Saint Bernard (1091-1153)

 

 

« Quand j’aurai été élevé de terre, j’attirerai à moi tous les hommes. » (Jn 12,32)

dimanche 21 mars 2021

Le Christ Jésus disait un jour : « Une fois que je serai élevé de terre, sur la croix, ma puissance sera telle que je pourrai élever jusqu’à moi ceux qui auront foi en moi » (cf. Jn 12,32).

« Ceux qui regardaient le serpent d’airain, au désert, étaient guéris ; ainsi ceux qui me regardent avec foi et amour seront, malgré leurs fautes, leurs blessures et leur indignité, attirés à moi et je les élèverai jusqu’au ciel. Moi, qui suis Dieu, j’ai consenti par amour pour vous à être suspendu à la croix comme un maudit. En retour de cette humiliation, j’ai le pouvoir d’élever avec moi jusqu’aux splendeurs des cieux d’où je suis descendu, ceux qui croient en moi. Je viens du ciel, et j’y remonterai, mais en y menant avec moi ceux qui espèrent en ma grâce. Cette grâce est si puissante qu’elle peut vous unir à moi, et vous unir si indissolublement que personne ne puisse arracher de mes mains ceux que mon Père m’a donnés et que j’ai, par pure miséricorde, rachetés de mon précieux sang (cf. Jn 10,29) ».

Quelle perspective pleine de consolation pour l’âme humble, que celle de partager un jour, grâce aux mérites de Jésus, son exaltation ! S. Paul nous parle en termes sublimes de cette suprême exaltation de Notre-Seigneur, contrepartie de ses abaissements (cf. Ph 2,7-9).
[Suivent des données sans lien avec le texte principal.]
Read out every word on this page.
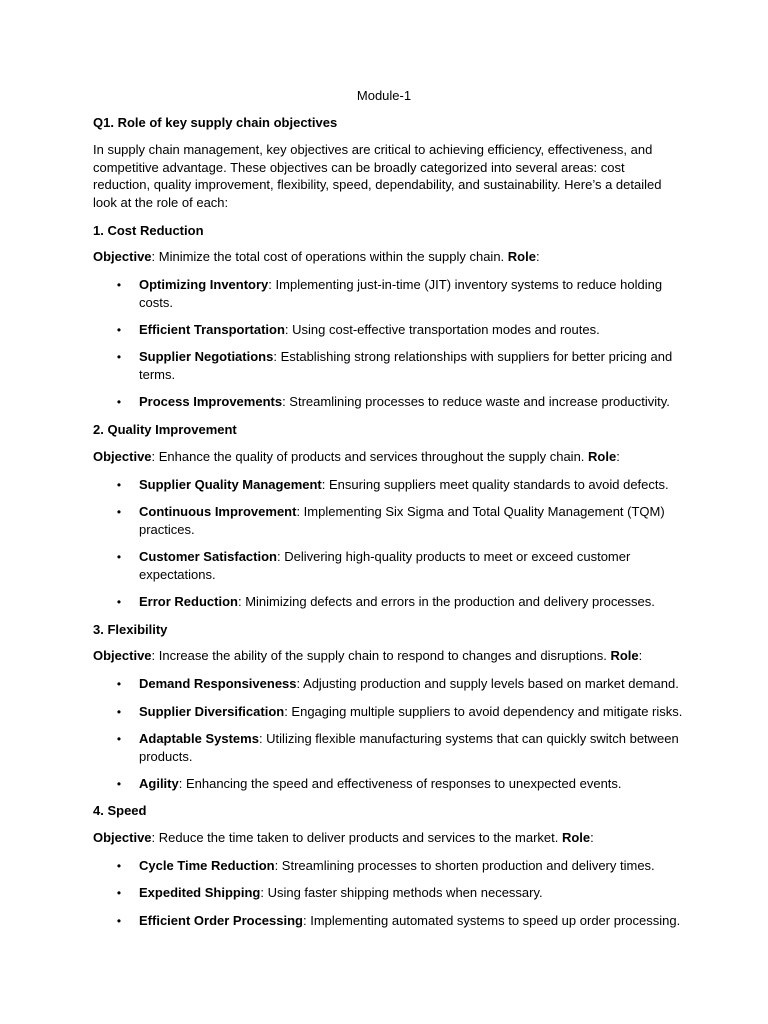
Module-1
Q1. Role of key supply chain objectives

In supply chain management, key objectives are critical to achieving efficiency, effectiveness, and competitive advantage. These objectives can be broadly categorized into several areas: cost reduction, quality improvement, flexibility, speed, dependability, and sustainability. Here’s a detailed look at the role of each:

1. Cost Reduction
Objective: Minimize the total cost of operations within the supply chain. Role:
•	Optimizing Inventory: Implementing just-in-time (JIT) inventory systems to reduce holding costs.
•	Efficient Transportation: Using cost-effective transportation modes and routes.
•	Supplier Negotiations: Establishing strong relationships with suppliers for better pricing and terms.
•	Process Improvements: Streamlining processes to reduce waste and increase productivity.
2. Quality Improvement
Objective: Enhance the quality of products and services throughout the supply chain. Role:
•	Supplier Quality Management: Ensuring suppliers meet quality standards to avoid defects.
•	Continuous Improvement: Implementing Six Sigma and Total Quality Management (TQM) practices.
•	Customer Satisfaction: Delivering high-quality products to meet or exceed customer expectations.
•	Error Reduction: Minimizing defects and errors in the production and delivery processes.
3. Flexibility
Objective: Increase the ability of the supply chain to respond to changes and disruptions. Role:
•	Demand Responsiveness: Adjusting production and supply levels based on market demand.
•	Supplier Diversification: Engaging multiple suppliers to avoid dependency and mitigate risks.
•	Adaptable Systems: Utilizing flexible manufacturing systems that can quickly switch between products.
•	Agility: Enhancing the speed and effectiveness of responses to unexpected events.
4. Speed
Objective: Reduce the time taken to deliver products and services to the market. Role:
•	Cycle Time Reduction: Streamlining processes to shorten production and delivery times.
•	Expedited Shipping: Using faster shipping methods when necessary.
•	Efficient Order Processing: Implementing automated systems to speed up order processing.
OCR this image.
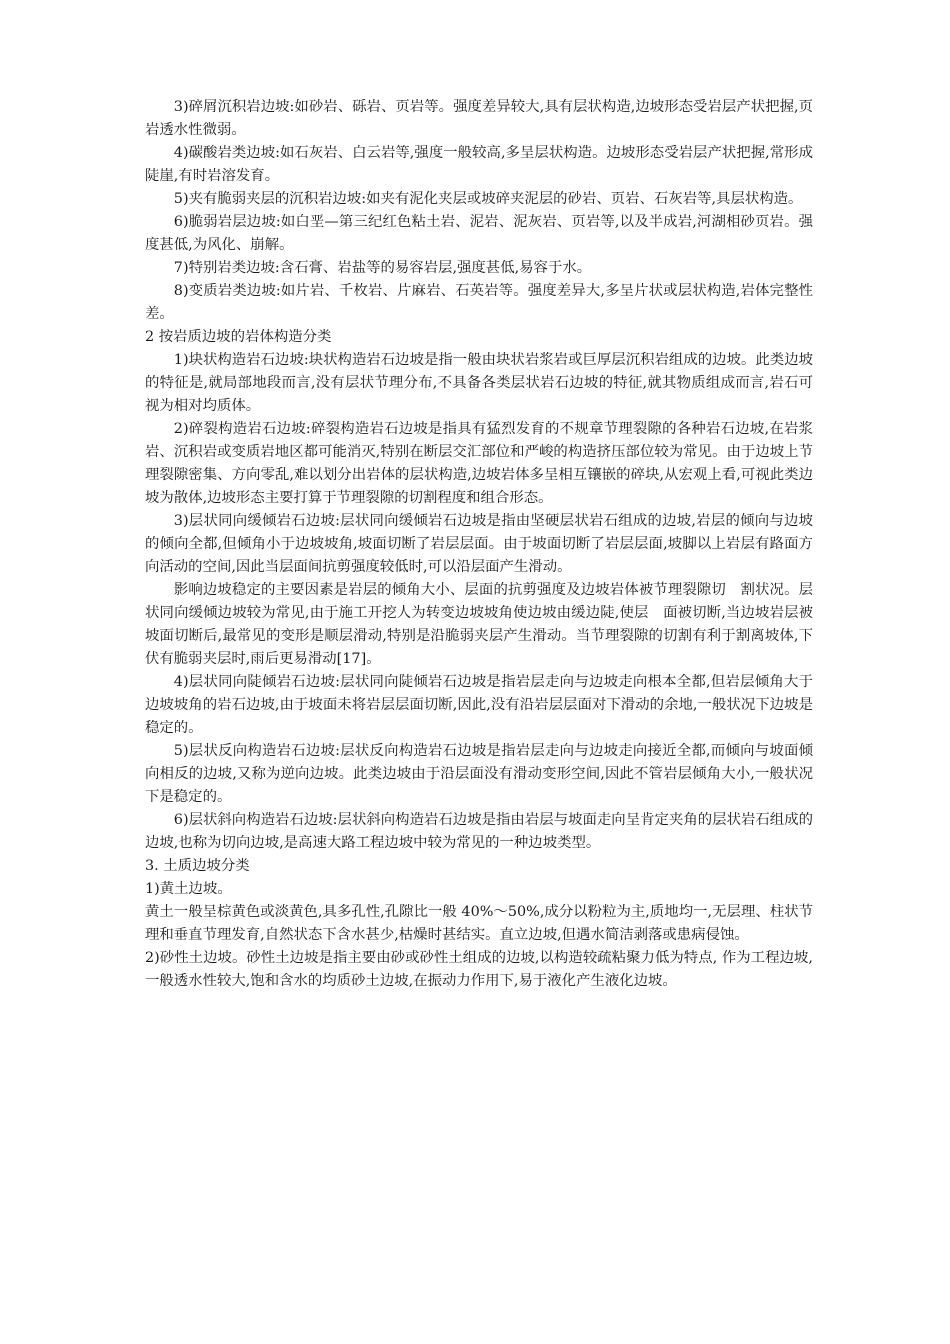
3)碎屑沉积岩边坡:如砂岩、砾岩、页岩等。强度差异较大,具有层状构造,边坡形态受岩层产状把握,页岩透水性微弱。

4)碳酸岩类边坡:如石灰岩、白云岩等,强度一般较高,多呈层状构造。边坡形态受岩层产状把握,常形成陡崖,有时岩溶发育。

5)夹有脆弱夹层的沉积岩边坡:如夹有泥化夹层或坡碎夹泥层的砂岩、页岩、石灰岩等,具层状构造。

6)脆弱岩层边坡:如白垩—第三纪红色粘土岩、泥岩、泥灰岩、页岩等,以及半成岩,河湖相砂页岩。强度甚低,为风化、崩解。

7)特别岩类边坡:含石膏、岩盐等的易容岩层,强度甚低,易容于水。

8)变质岩类边坡:如片岩、千枚岩、片麻岩、石英岩等。强度差异大,多呈片状或层状构造,岩体完整性差。

2 按岩质边坡的岩体构造分类

1)块状构造岩石边坡:块状构造岩石边坡是指一般由块状岩浆岩或巨厚层沉积岩组成的边坡。此类边坡的特征是,就局部地段而言,没有层状节理分布,不具备各类层状岩石边坡的特征,就其物质组成而言,岩石可视为相对均质体。

2)碎裂构造岩石边坡:碎裂构造岩石边坡是指具有猛烈发育的不规章节理裂隙的各种岩石边坡,在岩浆岩、沉积岩或变质岩地区都可能消灭,特别在断层交汇部位和严峻的构造挤压部位较为常见。由于边坡上节理裂隙密集、方向零乱,难以划分出岩体的层状构造,边坡岩体多呈相互镶嵌的碎块,从宏观上看,可视此类边坡为散体,边坡形态主要打算于节理裂隙的切割程度和组合形态。

3)层状同向缓倾岩石边坡:层状同向缓倾岩石边坡是指由坚硬层状岩石组成的边坡,岩层的倾向与边坡的倾向全都,但倾角小于边坡坡角,坡面切断了岩层层面。由于坡面切断了岩层层面,坡脚以上岩层有路面方向活动的空间,因此当层面间抗剪强度较低时,可以沿层面产生滑动。

影响边坡稳定的主要因素是岩层的倾角大小、层面的抗剪强度及边坡岩体被节理裂隙切　割状况。层状同向缓倾边坡较为常见,由于施工开挖人为转变边坡坡角使边坡由缓边陡,使层　面被切断,当边坡岩层被坡面切断后,最常见的变形是顺层滑动,特别是沿脆弱夹层产生滑动。当节理裂隙的切割有利于割离坡体,下伏有脆弱夹层时,雨后更易滑动[17]。

4)层状同向陡倾岩石边坡:层状同向陡倾岩石边坡是指岩层走向与边坡走向根本全都,但岩层倾角大于边坡坡角的岩石边坡,由于坡面未将岩层层面切断,因此,没有沿岩层层面对下滑动的余地,一般状况下边坡是稳定的。

5)层状反向构造岩石边坡:层状反向构造岩石边坡是指岩层走向与边坡走向接近全都,而倾向与坡面倾向相反的边坡,又称为逆向边坡。此类边坡由于沿层面没有滑动变形空间,因此不管岩层倾角大小,一般状况下是稳定的。

6)层状斜向构造岩石边坡:层状斜向构造岩石边坡是指由岩层与坡面走向呈肯定夹角的层状岩石组成的边坡,也称为切向边坡,是高速大路工程边坡中较为常见的一种边坡类型。

3. 土质边坡分类

1)黄土边坡。

黄土一般呈棕黄色或淡黄色,具多孔性,孔隙比一般 40%～50%,成分以粉粒为主,质地均一,无层理、柱状节理和垂直节理发育,自然状态下含水甚少,枯燥时甚结实。直立边坡,但遇水简洁剥落或患病侵蚀。

2)砂性土边坡。砂性土边坡是指主要由砂或砂性土组成的边坡,以构造较疏粘聚力低为特点, 作为工程边坡,一般透水性较大,饱和含水的均质砂土边坡,在振动力作用下,易于液化产生液化边坡。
C’est parce que Jésus s’est humilié qu’il est exalté ; parce qu’il s’est abaissé jusqu’à souffrir l’ignominie des maudits attachés à un gibet, Dieu a exalté son nom jusqu’au plus haut des cieux. Désormais, il n’y aura pas, hormis le sien, d’autre nom dans lequel les hommes puissent être sauvés ; unique est ce nom ; sublime est la gloire, souveraine est la puissance dont jouit l’Homme-Dieu assis à la droite du Père dans les splendeurs éternelles. (…) Et ce triomphe incomparable est le fruit d’une incommensurable humilité.